Since her earliest youth the Queen had carried about with her the idea of a poem about Hammerstein. “Many hours,” she writes, “have I spent dreaming amongst the ruins and gazing over the Rhine. Then I seem to hear the old Kaiser knocking at the door, and see the gloomy Count who cursed his beautiful daughters.” Some lovely songs, such as the following, for instance, are interwoven in the narrative:—
“Through the forest there fluttered a song
Upborne upon airy gay wings;
As the breeze lisps the beech-leaves among,
So softly it came to my strings,
And the harp told the green Rhine again;
So the trees and the birds knew the strain,
And the river’s low whisperings.
Through the forest came wandering Love—
There was budding and blooming at this—
The birds woke to music the grove,
And the flowers and the springs felt his kiss;
And they sang it and sighed it to Rhine,
So the trees knew, and so the sunshine,
And the wavelets that whisper and hiss.
Through the forest a tempest did roar,
Song and Love in its fury it caught,
And both to the far sea it bore,
Then an end to all blossoms was brought!
And silently dreaming glides Rhine,
Strings are hushed, and the little birds pine,
And twitter of joys come to nought.”
—Translated by Sir Edwin Arnold.
“To publish my own writings,” says the Queen, “would never have entered into my head, had they not passed from one to another and been copied endlessly. So I came to the conclusion at last that if they are worth such tedious work as copying, they were worthy of being printed. Whether my writings are praised or criticised in the world is of as little moment to me as if it did not concern myself. But when I read my poems to others, I am pleased if they produce the impression I desire. This is also a very safe criterion as to their truth and clearness. I should be delighted if my poems were sung without any one knowing whose composition they are.”
The Queen now made up her mind to give way to the entreaties of those around her, and to let her poems “Sappho” and “Hammerstein” be privately printed. In 1882 “The Enchantress” appeared, to which a statue of Carl Caner had inspired her. “My fundamental idea,” writes the Queen, “is that purity overcomes passion or the demon, but it costs her her life. It is death to fight against the forces of nature!” The poetess, with her rich fancy, has made the statue seem alive.

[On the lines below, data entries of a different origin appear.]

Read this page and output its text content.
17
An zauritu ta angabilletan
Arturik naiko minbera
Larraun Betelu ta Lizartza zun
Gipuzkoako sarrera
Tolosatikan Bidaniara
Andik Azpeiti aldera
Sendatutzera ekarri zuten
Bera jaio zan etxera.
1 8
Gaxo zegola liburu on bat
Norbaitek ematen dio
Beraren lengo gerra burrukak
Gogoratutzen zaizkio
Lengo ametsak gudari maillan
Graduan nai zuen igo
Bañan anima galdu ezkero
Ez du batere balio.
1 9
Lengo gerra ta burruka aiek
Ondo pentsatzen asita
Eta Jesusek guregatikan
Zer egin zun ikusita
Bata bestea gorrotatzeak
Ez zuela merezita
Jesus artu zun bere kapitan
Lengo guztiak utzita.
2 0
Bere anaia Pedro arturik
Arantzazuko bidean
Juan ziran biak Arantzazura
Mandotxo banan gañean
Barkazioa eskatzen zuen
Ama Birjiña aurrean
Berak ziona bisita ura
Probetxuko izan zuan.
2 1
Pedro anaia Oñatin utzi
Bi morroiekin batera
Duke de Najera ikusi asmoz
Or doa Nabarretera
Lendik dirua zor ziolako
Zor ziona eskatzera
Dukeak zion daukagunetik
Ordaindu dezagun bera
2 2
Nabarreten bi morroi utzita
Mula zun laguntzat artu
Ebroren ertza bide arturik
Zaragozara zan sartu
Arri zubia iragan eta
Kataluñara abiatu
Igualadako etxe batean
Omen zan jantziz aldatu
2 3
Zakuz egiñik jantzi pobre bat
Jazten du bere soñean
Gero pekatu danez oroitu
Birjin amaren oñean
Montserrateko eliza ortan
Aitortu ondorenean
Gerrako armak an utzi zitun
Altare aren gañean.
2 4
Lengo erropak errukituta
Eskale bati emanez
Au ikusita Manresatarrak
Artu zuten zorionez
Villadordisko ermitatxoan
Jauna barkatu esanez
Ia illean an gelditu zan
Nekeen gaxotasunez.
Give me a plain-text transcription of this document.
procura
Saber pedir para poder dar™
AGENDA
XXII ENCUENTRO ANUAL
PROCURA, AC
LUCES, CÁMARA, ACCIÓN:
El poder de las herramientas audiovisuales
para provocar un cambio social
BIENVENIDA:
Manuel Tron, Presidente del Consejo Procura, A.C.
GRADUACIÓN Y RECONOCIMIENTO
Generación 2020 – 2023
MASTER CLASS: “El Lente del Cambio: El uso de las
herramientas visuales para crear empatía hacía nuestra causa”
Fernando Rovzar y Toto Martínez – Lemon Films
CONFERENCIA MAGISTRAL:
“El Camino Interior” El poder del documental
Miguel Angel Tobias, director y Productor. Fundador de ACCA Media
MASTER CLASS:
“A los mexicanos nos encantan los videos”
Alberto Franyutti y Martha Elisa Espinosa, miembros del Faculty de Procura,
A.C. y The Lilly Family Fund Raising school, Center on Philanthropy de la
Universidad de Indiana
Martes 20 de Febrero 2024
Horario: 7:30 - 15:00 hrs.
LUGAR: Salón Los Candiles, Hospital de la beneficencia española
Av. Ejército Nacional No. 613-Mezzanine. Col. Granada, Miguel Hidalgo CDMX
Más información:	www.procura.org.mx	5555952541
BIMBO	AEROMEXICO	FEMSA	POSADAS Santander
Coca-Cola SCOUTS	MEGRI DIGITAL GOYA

“Sits upon the splintered summit
Swathed in storm, beside a black gulf,
Heavenly beautiful, a woman.
Wonderful her body’s curves are
As she leans upon her hand,
Lightly swaying on the crag’s edge,
One knee rests across the other,
Balanced one limb back is folded:
In her hand she grasps a serpent,
Careless how the creature struggles,
Twines and bends and shoots its tongue forth,
Helpless that white grip to loosen,
Helpless to escape those fingers.
Red her hair is; like to flame-tongues
Ruddy ’mid the storm it swayeth,
Floats unto the clouds, and catches
The forked lightning as it falls,
Drawing through its threads the flashes
Which glide down that woman’s body,
And, beneath her, splits a pine tree
From the topmost bough to root.
And the eyes of that fair woman—
In the lurid light which blazes
Bright from stem to stem—do glitter
Green, beneath great brows of black.